Kemunduran Sosial, Budaya dan Politik Sriwijaya
Sriwijaya yang pernah berkembang sejak abad 7 sampai sekitar abad 12 adalah merupakan Negara maritim yang pernah menjadi pusat perdagangan internasional di kawasan selat Malaka. Ramainya kegiatan perdagangan internasional di kerajaan Sriwijaya ini melahirkan kemakmuran bagi rakyat
Sriwijaya. Bahkan dari berita I Tsing dapat kita ketahui bahwa kerajaan Sriwijaya pernah menjadi pusat pengkajian agama Budha. Mahaguru yang terkenal di kawasan ini adalah Satyakrti.
Namun akibat kemunduran ekonomi Sriwijaya berimbas pada kehidupan sosial budaya rakyat. Ketiadaan dana menyebabkan tidak ada biaya untuk membiayai berbagai kegiatan sosial dan budaya. Seperti misal, merawat tempat-tempat suci/ibadah, membiayai pusat-pusat studi agama Budha, membiayai upacara-upacara ritual keagamaan Budha. Dengan ketiadaan kegiatan-kegiatan ritual keagamaan Budha menjadikan perhatian masyarakat terhadap kehidupan sosial dan budaya juga berkurang. Sehingga akhirnya ketika ada alternatif kehidupan keagamaan baru yang dirasa relatif lebih menarik masyarakat kemudian memeluk agama baru tersebut.
Kemunduran kehidupan perekonomian kerajaan Sriwijaya ini pada akhirnya juga membawa pengaruh yang besar dalam bidang politik. Akibat dari kemunduran bidang ekonomi ini pendapatan kerajaan mengalami kemerosotan tajam. Sementara untuk mengurus pemerintahan dan mengawasi wilayah-wilayah kerajaan diperlukan dana yang besar. Karena ketiadaan dana ini maka kerajaan tidak dapat berbuat banyak ketika ada upaya-upaya di daerah-daerah wilayah kerajaan untuk melepaskan diri. Untuk mengirim misi mencegah daerah-daerah melepaskan diri diperlukan dana besar, sementara dana tidak ada. Akhirnya satu persatu daerah-daerah kekuasaan Sriwijaya melepaskan diri.
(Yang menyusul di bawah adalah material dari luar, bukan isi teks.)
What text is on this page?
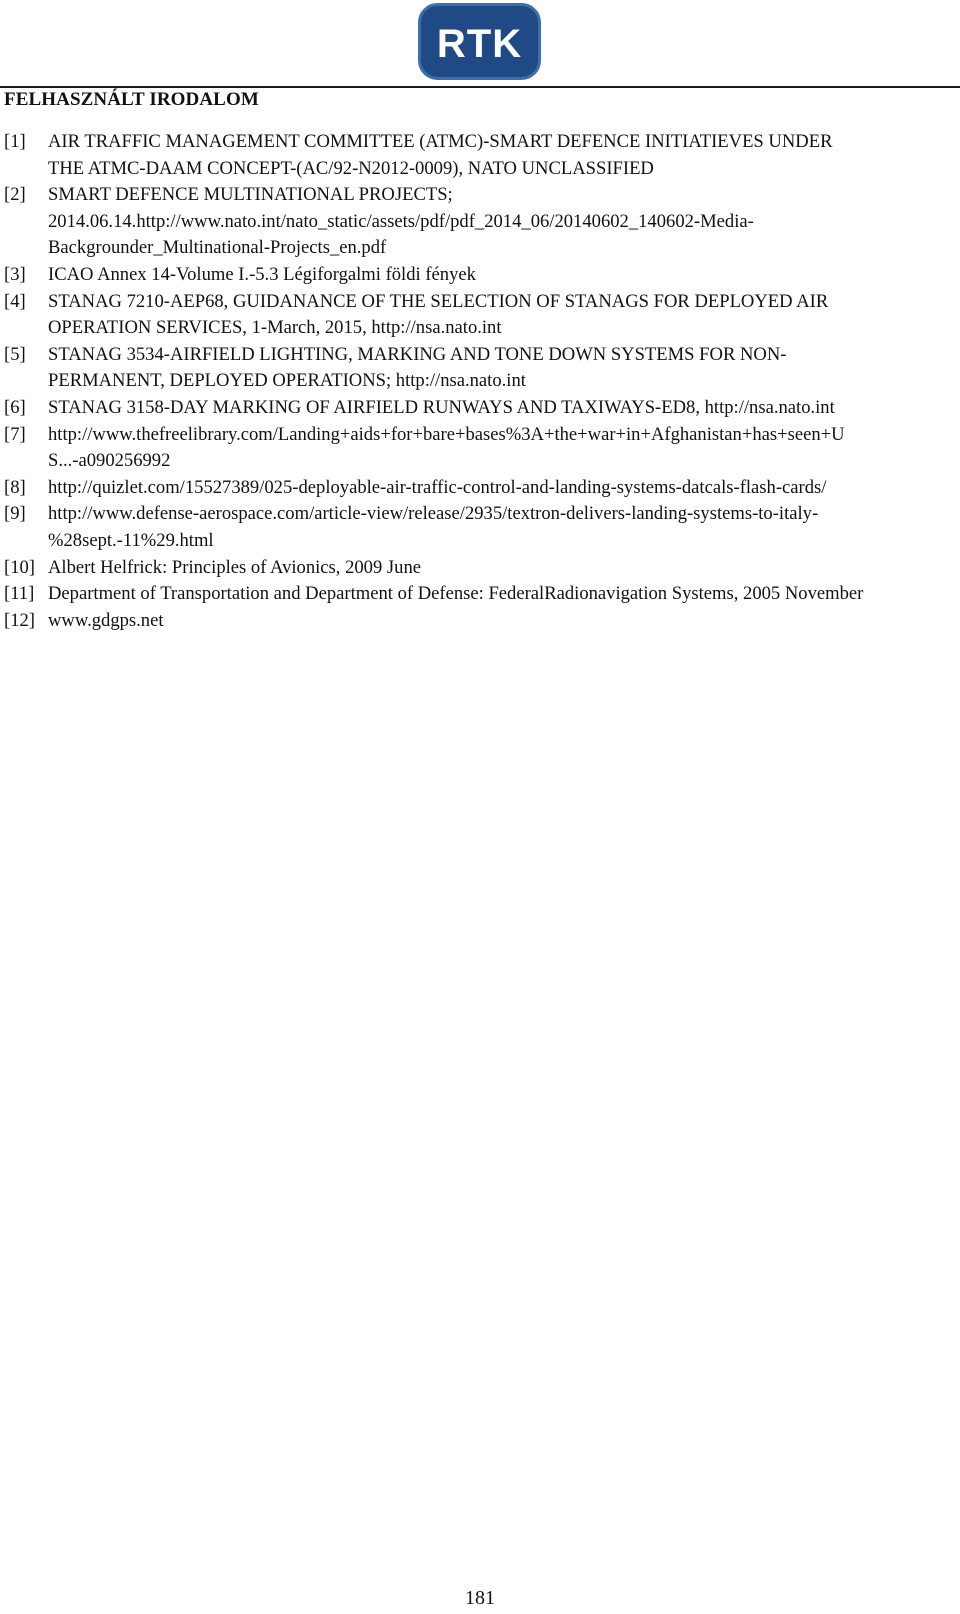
RTK
FELHASZNÁLT IRODALOM
[1]	AIR TRAFFIC MANAGEMENT COMMITTEE (ATMC)-SMART DEFENCE INITIATIEVES UNDER
THE ATMC-DAAM CONCEPT-(AC/92-N2012-0009), NATO UNCLASSIFIED
[2]	SMART DEFENCE MULTINATIONAL PROJECTS;
2014.06.14.http://www.nato.int/nato_static/assets/pdf/pdf_2014_06/20140602_140602-Media-
Backgrounder_Multinational-Projects_en.pdf
[3]	ICAO Annex 14-Volume I.-5.3 Légiforgalmi földi fények
[4]	STANAG 7210-AEP68, GUIDANANCE OF THE SELECTION OF STANAGS FOR DEPLOYED AIR
OPERATION SERVICES, 1-March, 2015, http://nsa.nato.int
[5]	STANAG 3534-AIRFIELD LIGHTING, MARKING AND TONE DOWN SYSTEMS FOR NON-
PERMANENT, DEPLOYED OPERATIONS; http://nsa.nato.int
[6]	STANAG 3158-DAY MARKING OF AIRFIELD RUNWAYS AND TAXIWAYS-ED8, http://nsa.nato.int
[7]	http://www.thefreelibrary.com/Landing+aids+for+bare+bases%3A+the+war+in+Afghanistan+has+seen+U
S...-a090256992
[8]	http://quizlet.com/15527389/025-deployable-air-traffic-control-and-landing-systems-datcals-flash-cards/
[9]	http://www.defense-aerospace.com/article-view/release/2935/textron-delivers-landing-systems-to-italy-
%28sept.-11%29.html
[10] Albert Helfrick: Principles of Avionics, 2009 June
[11] Department of Transportation and Department of Defense: FederalRadionavigation Systems, 2005 November
[12] www.gdgps.net
181
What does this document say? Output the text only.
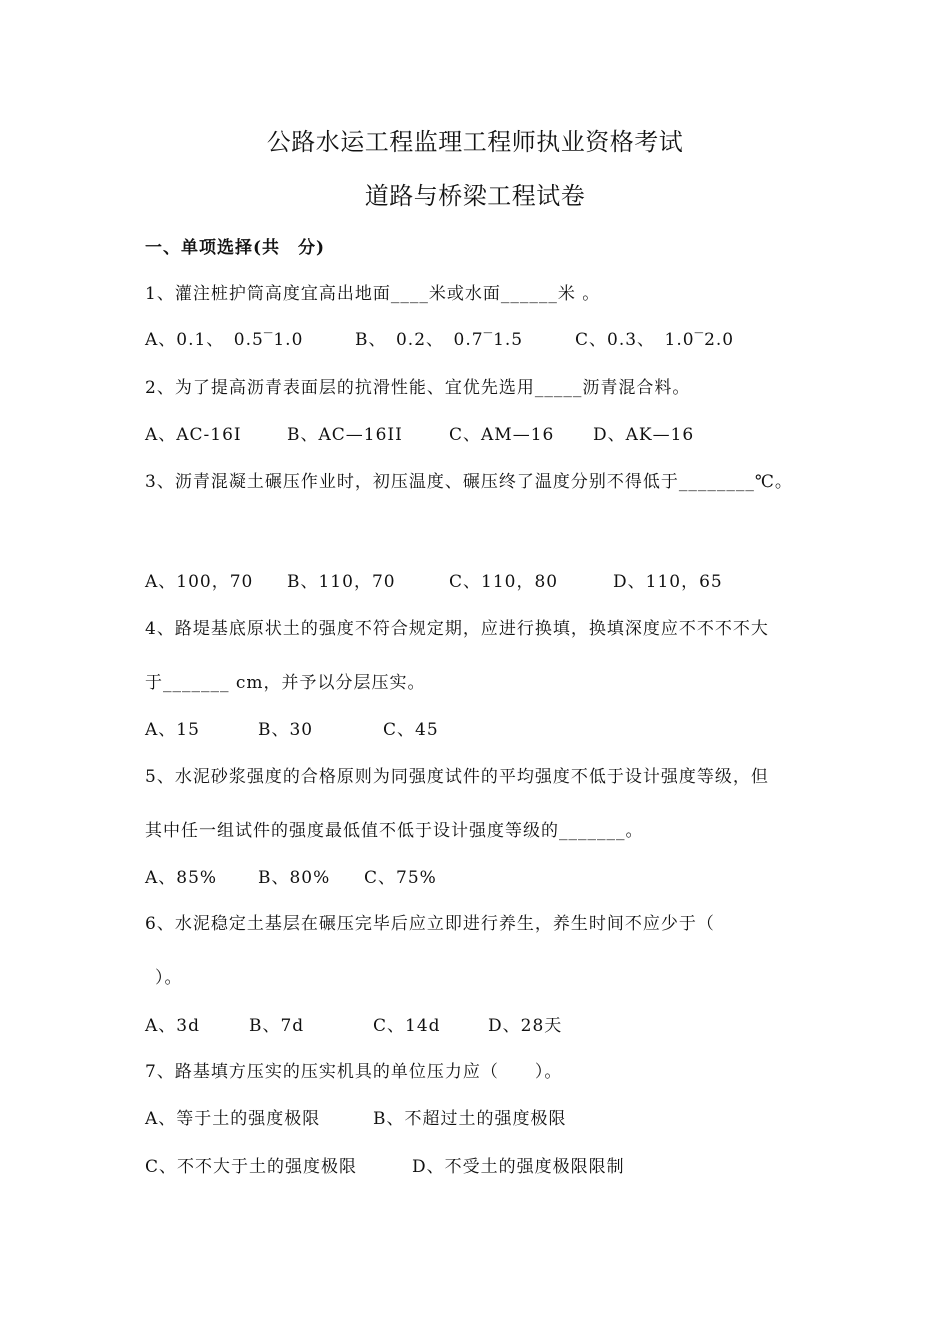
公路水运工程监理工程师执业资格考试
道路与桥梁工程试卷
一、单项选择(共　分)
1、灌注桩护筒高度宜高出地面____米或水面______米 。
A、0.1、　0.5‾1.0	B、　0.2、　0.7‾1.5	C、0.3、　1.0‾2.0
2、为了提高沥青表面层的抗滑性能、宜优先选用_____沥青混合料。
A、AC-16I	B、AC—16II	C、AM—16 D、AK—16
3、沥青混凝土碾压作业时，初压温度、碾压终了温度分别不得低于________℃。
A、100，70 B、110，70	C、110，80	D、110，65
4、路堤基底原状土的强度不符合规定期，应进行换填，换填深度应不不不不大
于_______ cm，并予以分层压实。
A、15	B、30	C、45
5、水泥砂浆强度的合格原则为同强度试件的平均强度不低于设计强度等级，但
其中任一组试件的强度最低值不低于设计强度等级的_______。
A、85% B、80% C、75%
6、水泥稳定土基层在碾压完毕后应立即进行养生，养生时间不应少于（
）。
A、3d	B、7d	C、14d	D、28天
7、路基填方压实的压实机具的单位压力应（　　）。
A、等于土的强度极限	B、不超过土的强度极限
C、不不大于土的强度极限	D、不受土的强度极限限制
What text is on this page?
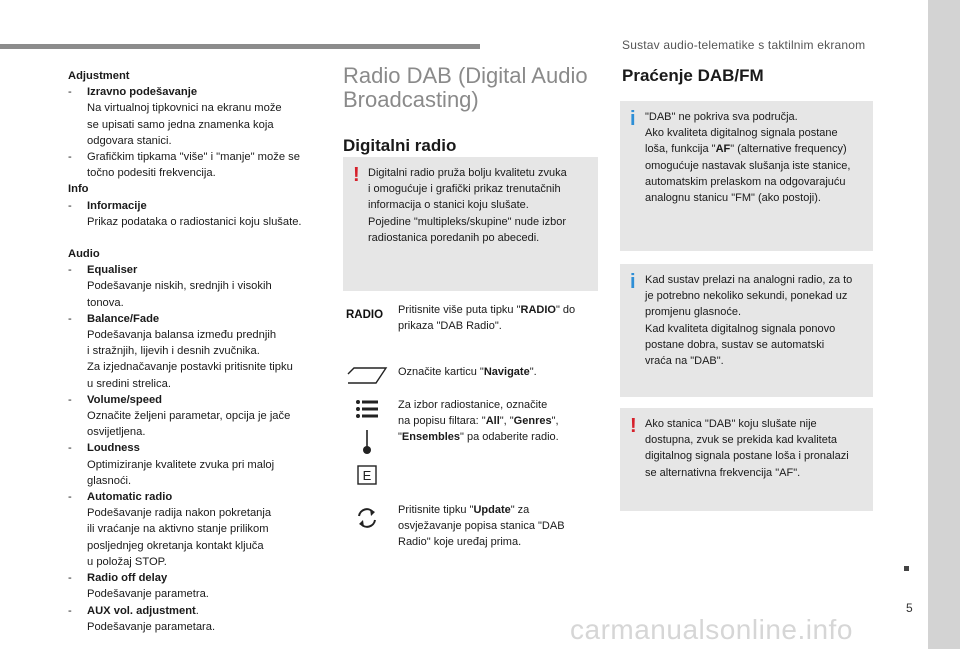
Sustav audio-telematike s taktilnim ekranom
5
carmanualsonline.info
Adjustment
-	Izravno podešavanje
Na virtualnoj tipkovnici na ekranu može
se upisati samo jedna znamenka koja
odgovara stanici.
-	Grafičkim tipkama "više" i "manje" može se
točno podesiti frekvencija.
Info
-	Informacije
Prikaz podataka o radiostanici koju slušate.
Audio
-	Equaliser
Podešavanje niskih, srednjih i visokih
tonova.
-	Balance/Fade
Podešavanja balansa između prednjih
i stražnjih, lijevih i desnih zvučnika.
Za izjednačavanje postavki pritisnite tipku
u sredini strelica.
-	Volume/speed
Označite željeni parametar, opcija je jače
osvijetljena.
-	Loudness
Optimiziranje kvalitete zvuka pri maloj
glasnoći.
-	Automatic radio
Podešavanje radija nakon pokretanja
ili vraćanje na aktivno stanje prilikom
posljednjeg okretanja kontakt ključa
u položaj STOP.
-	Radio off delay
Podešavanje parametra.
-	AUX vol. adjustment.
Podešavanje parametara.
Radio DAB (Digital Audio
Broadcasting)
Digitalni radio
! Digitalni radio pruža bolju kvalitetu zvuka
i omogućuje i grafički prikaz trenutačnih
informacija o stanici koju slušate.
Pojedine "multipleks/skupine" nude izbor
radiostanica poredanih po abecedi.
RADIO Pritisnite više puta tipku "RADIO" do
prikaza "DAB Radio".
Označite karticu "Navigate".
E
Za izbor radiostanice, označite
na popisu filtara: "All", "Genres",
"Ensembles" pa odaberite radio.
Pritisnite tipku "Update" za
osvježavanje popisa stanica "DAB
Radio" koje uređaj prima.
Praćenje DAB/FM
i "DAB" ne pokriva sva područja.
Ako kvaliteta digitalnog signala postane
loša, funkcija "AF" (alternative frequency)
omogućuje nastavak slušanja iste stanice,
automatskim prelaskom na odgovarajuću
analognu stanicu "FM" (ako postoji).
i Kad sustav prelazi na analogni radio, za to
je potrebno nekoliko sekundi, ponekad uz
promjenu glasnoće.
Kad kvaliteta digitalnog signala ponovo
postane dobra, sustav se automatski
vraća na "DAB".
! Ako stanica "DAB" koju slušate nije
dostupna, zvuk se prekida kad kvaliteta
digitalnog signala postane loša i pronalazi
se alternativna frekvencija "AF".
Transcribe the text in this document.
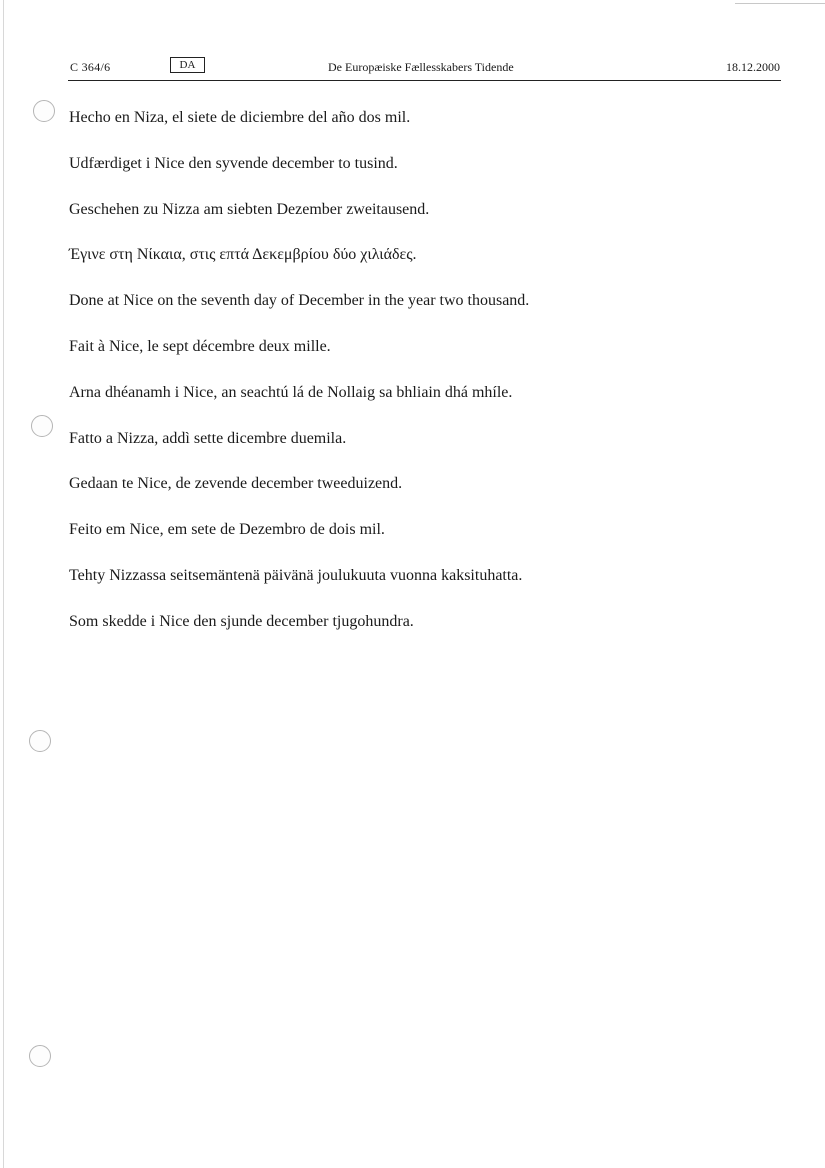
C 364/6	DA	De Europæiske Fællesskabers Tidende	18.12.2000
Hecho en Niza, el siete de diciembre del año dos mil.
Udfærdiget i Nice den syvende december to tusind.
Geschehen zu Nizza am siebten Dezember zweitausend.
Έγινε στη Νίκαια, στις επτά Δεκεμβρίου δύο χιλιάδες.
Done at Nice on the seventh day of December in the year two thousand.
Fait à Nice, le sept décembre deux mille.
Arna dhéanamh i Nice, an seachtú lá de Nollaig sa bhliain dhá mhíle.
Fatto a Nizza, addì sette dicembre duemila.
Gedaan te Nice, de zevende december tweeduizend.
Feito em Nice, em sete de Dezembro de dois mil.
Tehty Nizzassa seitsemäntenä päivänä joulukuuta vuonna kaksituhatta.
Som skedde i Nice den sjunde december tjugohundra.
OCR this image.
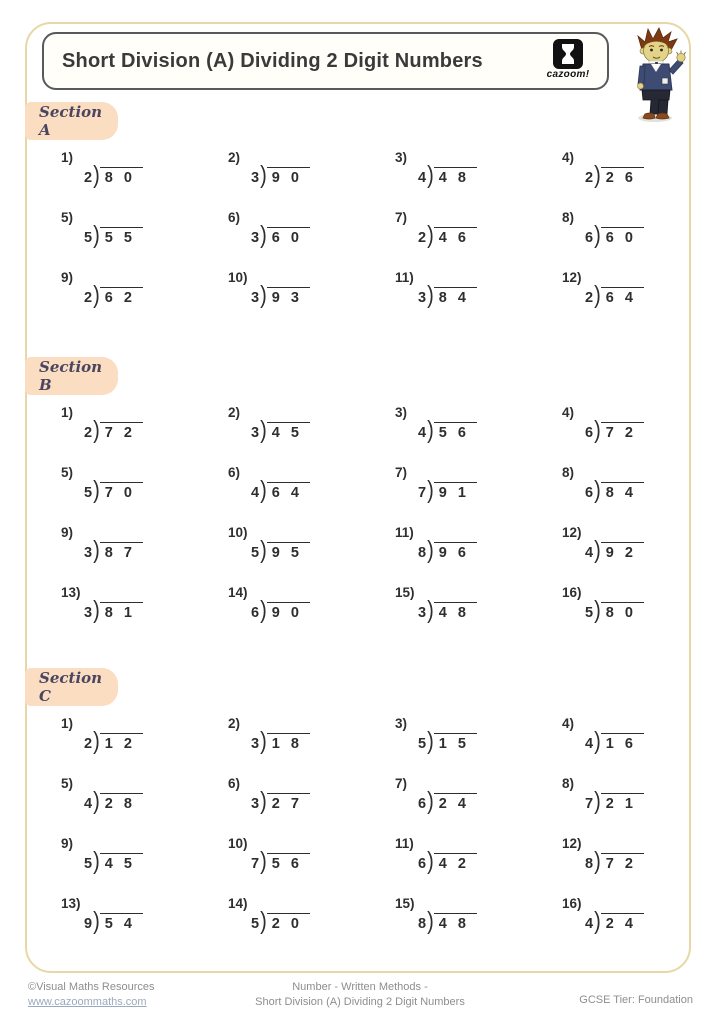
Short Division (A) Dividing 2 Digit Numbers
cazoom!
Section A
1)
2) 80
2)
3) 90
3)
4) 48
4)
2) 26
5)
5) 55
6)
3) 60
7)
2) 46
8)
6) 60
9)
2) 62
10)
3) 93
11)
3) 84
12)
2) 64
Section B
1)
2) 72
2)
3) 45
3)
4) 56
4)
6) 72
5)
5) 70
6)
4) 64
7)
7) 91
8)
6) 84
9)
3) 87
10)
5) 95
11)
8) 96
12)
4) 92
13)
3) 81
14)
6) 90
15)
3) 48
16)
5) 80
Section C
1)
2) 12
2)
3) 18
3)
5) 15
4)
4) 16
5)
4) 28
6)
3) 27
7)
6) 24
8)
7) 21
9)
5) 45
10)
7) 56
11)
6) 42
12)
8) 72
13)
9) 54
14)
5) 20
15)
8) 48
16)
4) 24
©Visual Maths Resources
www.cazoommaths.com
Number - Written Methods -
Short Division (A) Dividing 2 Digit Numbers	GCSE Tier: Foundation
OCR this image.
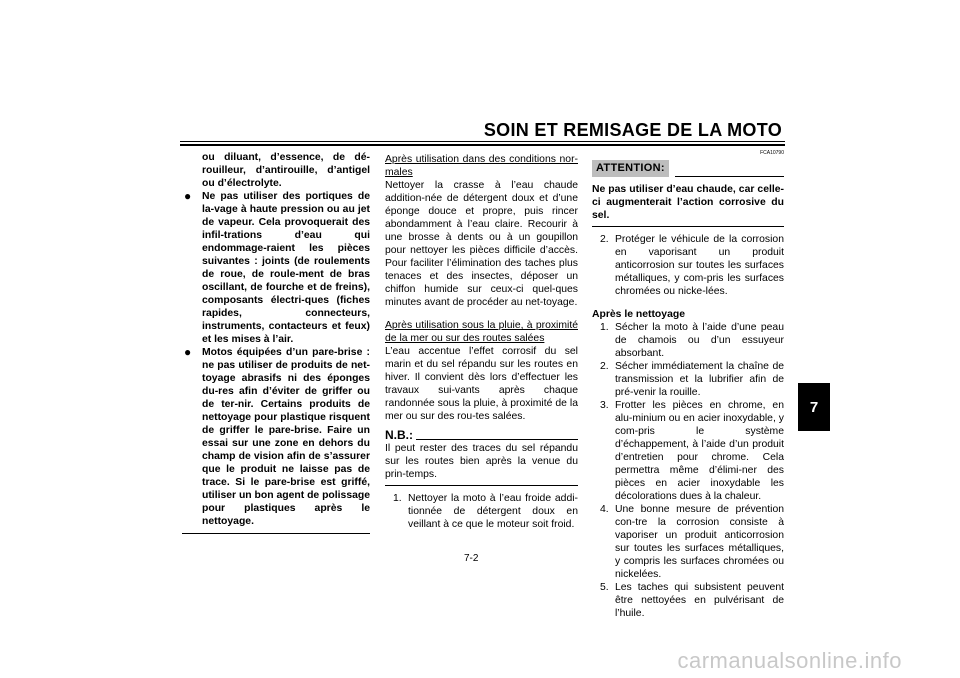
SOIN ET REMISAGE DE LA MOTO
7

ou diluant, d’essence, de dé-rouilleur, d’antirouille, d’antigel ou d’électrolyte.

● Ne pas utiliser des portiques de la-vage à haute pression ou au jet de vapeur. Cela provoquerait des infil-trations d’eau qui endommage-raient les pièces suivantes : joints (de roulements de roue, de roule-ment de bras oscillant, de fourche et de freins), composants électri-ques (fiches rapides, connecteurs, instruments, contacteurs et feux) et les mises à l’air.

● Motos équipées d’un pare-brise : ne pas utiliser de produits de net-toyage abrasifs ni des éponges du-res afin d’éviter de griffer ou de ter-nir. Certains produits de nettoyage pour plastique risquent de griffer le pare-brise. Faire un essai sur une zone en dehors du champ de vision afin de s’assurer que le produit ne laisse pas de trace. Si le pare-brise est griffé, utiliser un bon agent de polissage pour plastiques après le nettoyage.

Après utilisation dans des conditions nor-males

Nettoyer la crasse à l’eau chaude addition-née de détergent doux et d’une éponge douce et propre, puis rincer abondamment à l’eau claire. Recourir à une brosse à dents ou à un goupillon pour nettoyer les pièces difficile d’accès. Pour faciliter l’élimination des taches plus tenaces et des insectes, déposer un chiffon humide sur ceux-ci quel-ques minutes avant de procéder au net-toyage.

Après utilisation sous la pluie, à proximité de la mer ou sur des routes salées

L’eau accentue l’effet corrosif du sel marin et du sel répandu sur les routes en hiver. Il convient dès lors d’effectuer les travaux sui-vants après chaque randonnée sous la pluie, à proximité de la mer ou sur des rou-tes salées.

N.B.:

Il peut rester des traces du sel répandu sur les routes bien après la venue du prin-temps.

1. Nettoyer la moto à l’eau froide addi-tionnée de détergent doux en veillant à ce que le moteur soit froid.
FCA10790
ATTENTION:

Ne pas utiliser d’eau chaude, car celle-ci augmenterait l’action corrosive du sel.

2. Protéger le véhicule de la corrosion en vaporisant un produit anticorrosion sur toutes les surfaces métalliques, y com-pris les surfaces chromées ou nicke-lées.

Après le nettoyage

1. Sécher la moto à l’aide d’une peau de chamois ou d’un essuyeur absorbant.
2. Sécher immédiatement la chaîne de transmission et la lubrifier afin de pré-venir la rouille.
3. Frotter les pièces en chrome, en alu-minium ou en acier inoxydable, y com-pris le système d’échappement, à l’aide d’un produit d’entretien pour chrome. Cela permettra même d’élimi-ner des pièces en acier inoxydable les décolorations dues à la chaleur.
4. Une bonne mesure de prévention con-tre la corrosion consiste à vaporiser un produit anticorrosion sur toutes les surfaces métalliques, y compris les surfaces chromées ou nickelées.
5. Les taches qui subsistent peuvent être nettoyées en pulvérisant de l’huile.
7-2
carmanualsonline.info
Daerah pertama yang terekam melepaskan diri dalam catatan Ling Wah Sai Ta adalah daerah Kien-Pi (Kampe) di Sumatra Utara. Hal ini kemudian diikuti oleh daerah-daerah lain. Kemunduran ini semakin diperparah dengan munculnya politik Nusantara yang pertama dari Kertanegara (1268-1292) yang berusaha menyatukan daerah-daerah Nusantara di bawah kekuasaan Jawa.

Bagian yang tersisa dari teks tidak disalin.